At the other end of the spectrum are Staples (XLP) and Utilities (XLU). They will generally go up less and down less pretty reliably although they are vulnerable to rising interest rates. You can see how they've lagged long term but in 2022, XLP was down 0.83% and XLU was up 1.42%. DON'T BUY STAPLES AND UTILITIES FOR LONG TERM OUTPERFORMANCE. If you want to invest to the sector level, I do, think in terms of expectations and probabilities. Tech is going to do what I said most of the time and occasionally it will miss. Utilities will do what I said most of the time and occasionally it will miss. That description has nothing to do with the heat chasing that Rekenthaler is talking about although of course you can chase heat too. 

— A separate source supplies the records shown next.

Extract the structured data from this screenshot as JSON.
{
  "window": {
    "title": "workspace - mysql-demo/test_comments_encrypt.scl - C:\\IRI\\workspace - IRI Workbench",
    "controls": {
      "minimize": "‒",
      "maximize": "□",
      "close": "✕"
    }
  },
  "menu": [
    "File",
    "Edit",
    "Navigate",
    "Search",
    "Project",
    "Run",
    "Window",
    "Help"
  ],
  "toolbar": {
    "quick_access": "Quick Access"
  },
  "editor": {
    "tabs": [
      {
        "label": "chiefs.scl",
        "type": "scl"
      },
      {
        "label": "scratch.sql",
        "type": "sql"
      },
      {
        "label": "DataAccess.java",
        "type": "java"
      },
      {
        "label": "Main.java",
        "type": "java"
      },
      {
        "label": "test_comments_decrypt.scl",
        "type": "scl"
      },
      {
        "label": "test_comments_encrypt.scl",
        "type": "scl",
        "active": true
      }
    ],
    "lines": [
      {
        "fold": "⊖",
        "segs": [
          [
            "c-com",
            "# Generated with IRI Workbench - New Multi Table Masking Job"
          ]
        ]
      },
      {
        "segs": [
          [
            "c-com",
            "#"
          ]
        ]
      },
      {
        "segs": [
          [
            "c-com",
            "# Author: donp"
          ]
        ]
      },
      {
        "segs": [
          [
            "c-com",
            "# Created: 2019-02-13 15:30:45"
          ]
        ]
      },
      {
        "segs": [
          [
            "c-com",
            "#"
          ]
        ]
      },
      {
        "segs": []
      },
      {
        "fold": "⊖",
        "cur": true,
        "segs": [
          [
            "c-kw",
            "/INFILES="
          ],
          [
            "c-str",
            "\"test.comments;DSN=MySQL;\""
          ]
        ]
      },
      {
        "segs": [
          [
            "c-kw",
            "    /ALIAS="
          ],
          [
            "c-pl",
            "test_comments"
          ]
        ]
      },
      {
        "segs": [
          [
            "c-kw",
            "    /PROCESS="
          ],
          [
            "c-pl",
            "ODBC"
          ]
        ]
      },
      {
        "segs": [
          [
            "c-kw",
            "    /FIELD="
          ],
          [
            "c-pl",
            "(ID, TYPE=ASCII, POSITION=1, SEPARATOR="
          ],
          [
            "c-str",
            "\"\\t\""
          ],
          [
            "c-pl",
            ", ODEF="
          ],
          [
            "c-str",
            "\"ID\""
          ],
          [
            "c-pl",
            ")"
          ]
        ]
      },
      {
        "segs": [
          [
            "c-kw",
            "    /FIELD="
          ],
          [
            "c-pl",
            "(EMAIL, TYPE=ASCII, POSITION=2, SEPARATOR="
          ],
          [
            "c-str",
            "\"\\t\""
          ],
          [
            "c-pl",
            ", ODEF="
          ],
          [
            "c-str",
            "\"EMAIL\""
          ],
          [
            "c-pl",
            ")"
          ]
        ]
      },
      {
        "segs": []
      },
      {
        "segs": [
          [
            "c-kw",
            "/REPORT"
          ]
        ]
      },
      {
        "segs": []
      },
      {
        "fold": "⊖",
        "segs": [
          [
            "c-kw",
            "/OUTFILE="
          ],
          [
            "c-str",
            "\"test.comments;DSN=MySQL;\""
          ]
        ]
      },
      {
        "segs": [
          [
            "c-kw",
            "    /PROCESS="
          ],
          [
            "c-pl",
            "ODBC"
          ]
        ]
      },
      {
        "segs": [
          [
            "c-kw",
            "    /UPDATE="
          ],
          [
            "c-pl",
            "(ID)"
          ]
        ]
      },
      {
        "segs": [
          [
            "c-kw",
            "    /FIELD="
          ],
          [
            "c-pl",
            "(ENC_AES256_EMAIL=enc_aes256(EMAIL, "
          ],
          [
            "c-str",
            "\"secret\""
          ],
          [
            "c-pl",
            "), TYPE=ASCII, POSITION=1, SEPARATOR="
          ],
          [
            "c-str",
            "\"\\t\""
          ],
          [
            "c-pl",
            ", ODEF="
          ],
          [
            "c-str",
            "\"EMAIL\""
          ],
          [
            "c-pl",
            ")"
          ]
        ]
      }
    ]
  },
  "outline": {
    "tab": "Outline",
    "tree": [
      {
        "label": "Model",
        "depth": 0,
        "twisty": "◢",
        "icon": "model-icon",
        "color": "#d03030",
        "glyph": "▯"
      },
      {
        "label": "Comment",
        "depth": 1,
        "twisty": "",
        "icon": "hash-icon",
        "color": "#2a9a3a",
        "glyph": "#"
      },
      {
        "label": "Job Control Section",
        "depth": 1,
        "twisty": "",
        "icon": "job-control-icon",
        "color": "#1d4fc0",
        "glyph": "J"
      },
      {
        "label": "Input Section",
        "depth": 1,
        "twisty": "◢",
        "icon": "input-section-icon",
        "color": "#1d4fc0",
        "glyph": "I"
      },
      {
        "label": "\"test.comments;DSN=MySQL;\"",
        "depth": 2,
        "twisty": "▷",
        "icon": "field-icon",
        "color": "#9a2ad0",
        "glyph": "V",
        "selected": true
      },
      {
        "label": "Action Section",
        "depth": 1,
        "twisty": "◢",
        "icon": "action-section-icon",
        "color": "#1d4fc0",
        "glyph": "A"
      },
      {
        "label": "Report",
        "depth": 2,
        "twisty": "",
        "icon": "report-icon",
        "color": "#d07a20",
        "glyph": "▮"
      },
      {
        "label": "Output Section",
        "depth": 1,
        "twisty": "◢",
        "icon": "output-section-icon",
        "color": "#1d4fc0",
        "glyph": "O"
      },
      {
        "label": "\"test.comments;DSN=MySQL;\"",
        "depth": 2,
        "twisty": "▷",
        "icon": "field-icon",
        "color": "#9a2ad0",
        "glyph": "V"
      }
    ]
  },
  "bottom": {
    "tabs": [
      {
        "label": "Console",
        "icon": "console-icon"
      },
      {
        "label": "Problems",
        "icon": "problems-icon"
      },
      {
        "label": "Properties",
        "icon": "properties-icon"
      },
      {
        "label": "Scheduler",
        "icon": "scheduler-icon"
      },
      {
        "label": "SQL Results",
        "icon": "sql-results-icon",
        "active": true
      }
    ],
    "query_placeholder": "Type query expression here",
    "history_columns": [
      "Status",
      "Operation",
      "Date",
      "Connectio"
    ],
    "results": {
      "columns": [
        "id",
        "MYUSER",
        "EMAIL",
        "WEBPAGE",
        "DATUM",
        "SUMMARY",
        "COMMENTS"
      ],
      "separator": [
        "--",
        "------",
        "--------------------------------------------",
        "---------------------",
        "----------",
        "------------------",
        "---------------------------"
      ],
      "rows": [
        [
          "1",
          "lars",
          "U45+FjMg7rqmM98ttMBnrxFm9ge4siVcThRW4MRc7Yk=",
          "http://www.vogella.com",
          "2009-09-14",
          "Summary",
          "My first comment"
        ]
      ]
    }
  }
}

That last table goes back almost ten years and is exactly the sort of long term result you'd expect. Tech adds volatility and adds to long term performance. Utilities, reduces volatility and acts as a drag on returns. Guessing what these would do year to year is just that a guess beyond the fact that stocks go up about 72% of the time.

Sorry, but I think Morningstar can do better at explaining this stuff.

The information, analysis and opinions expressed herein reflect our judgment and opinions as of the date of writing and are subject to change at any time without notice. They are not intended to constitute legal, tax, securities or investment advice or a recommended course of action in any given situation.